No Raises for Penn State Staff

After a string of puny raises during so-called "good times," Penn State leadership will offer staff no raises during the lean times we face.

"Penn State employees shouldn’t count on pay raises next year.

That was the message from President Graham Spanier when he spoke Tuesday to the Faculty Senate. He said he doesn’t want to rule out the possibility of pay increases and plans to watch closely what unfolds in the coming months, but he said such increases aren’t likely."

No doubt, we'll hear how "important we are to the University" and then hear off-handed comments that "we're lucky to have jobs" over the next couple months.

The University, which has gone on a decade-long spending and building binge, now decides the folks who should pay for it are the staff and students.

More on this later, I'm sure.


Elmo Wu said...

You have a point but it's far from the whole picture. Just as a painting by Seurat can't be appreciated by looking a single dot, the state of employees at Penn State doesn't mean much unless you look at all the others.

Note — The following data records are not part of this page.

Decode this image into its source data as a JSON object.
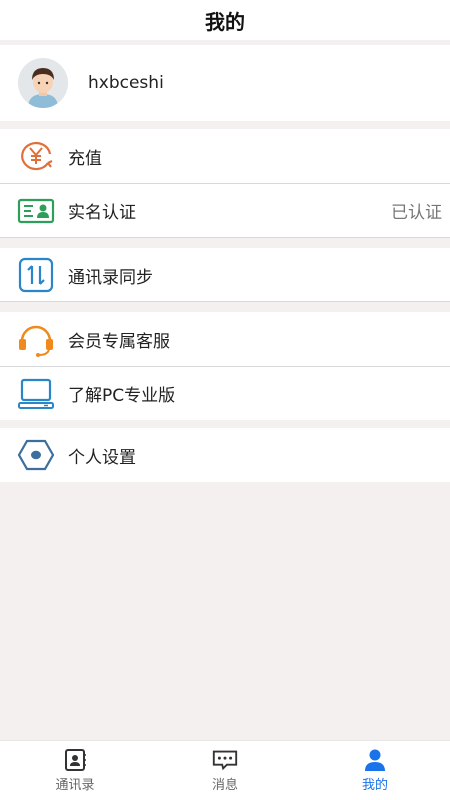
{
  "header": {
    "title": "我的"
  },
  "profile": {
    "username": "hxbceshi"
  },
  "menu": {
    "recharge": {
      "label": "充值",
      "icon": "yen-circle-icon",
      "color": "#e0703a"
    },
    "verify": {
      "label": "实名认证",
      "value": "已认证",
      "icon": "id-card-icon",
      "color": "#2e9e5b"
    },
    "sync": {
      "label": "通讯录同步",
      "icon": "sync-arrows-icon",
      "color": "#2a86c8"
    },
    "service": {
      "label": "会员专属客服",
      "icon": "headset-icon",
      "color": "#f08a1c"
    },
    "pc": {
      "label": "了解PC专业版",
      "icon": "laptop-icon",
      "color": "#2a86c8"
    },
    "settings": {
      "label": "个人设置",
      "icon": "hexagon-gear-icon",
      "color": "#3d6f9e"
    }
  },
  "tabbar": {
    "contacts": {
      "label": "通讯录",
      "icon": "contacts-book-icon"
    },
    "messages": {
      "label": "消息",
      "icon": "chat-bubble-icon"
    },
    "mine": {
      "label": "我的",
      "icon": "person-icon",
      "active": true
    },
    "active_color": "#1a73e8"
  }
}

Wages have been falling as expenses rise for many years. It's important for employers to have a pool of unemployed people they can use to fill open positions. This helps to keep wage pressures down. In the meantime, profits are up for stockholders, CEO's and the rest of the upper 10% who have been seeing their incomes rise. Contributing to this is the clever way that people are tricked into voting against their own interests by riling up the hoi polloi over guns, guts, god, abortions, gays, the war on christmas, and all the other things that don't mean squat when it comes to putting a roof on your head and food in the refrigerator.

Non-profits, like Penn State, don't get a lot of money coming in except from donations, research grants, tuition, and whatever they get in returns on their invested endowment funds. And a little bit of tax money from the state. It's not like they have a big pool to draw from and, unlike the federal government, they can't just keep printing their own money.

Part of the bargain people accept when they go to work for non-profits is that they won't get paid as much as elsewhere but they will also not be as likely to be laid off when times get tough.

But it's good to start discussing these things. Maybe organizing staff and non-tenured faculty is a good idea and maybe it's not. A lot of things can be considered.

Manchild said...

I think the issue that Penn State is a poor non-profit is under-played. Penn State is a billion-dollar corporation.
I agree, too, it's time to discuss some options.
Being thankful for jobs, is one thing. That doesn't mean that we have been "given" anything. We work. We provide value. We're just as integral to the success of Penn State as buildings and football fields.
I think we--staff, non-tenured faculty--just need some type of representation. HR and all the other associations are really just mouthpieces.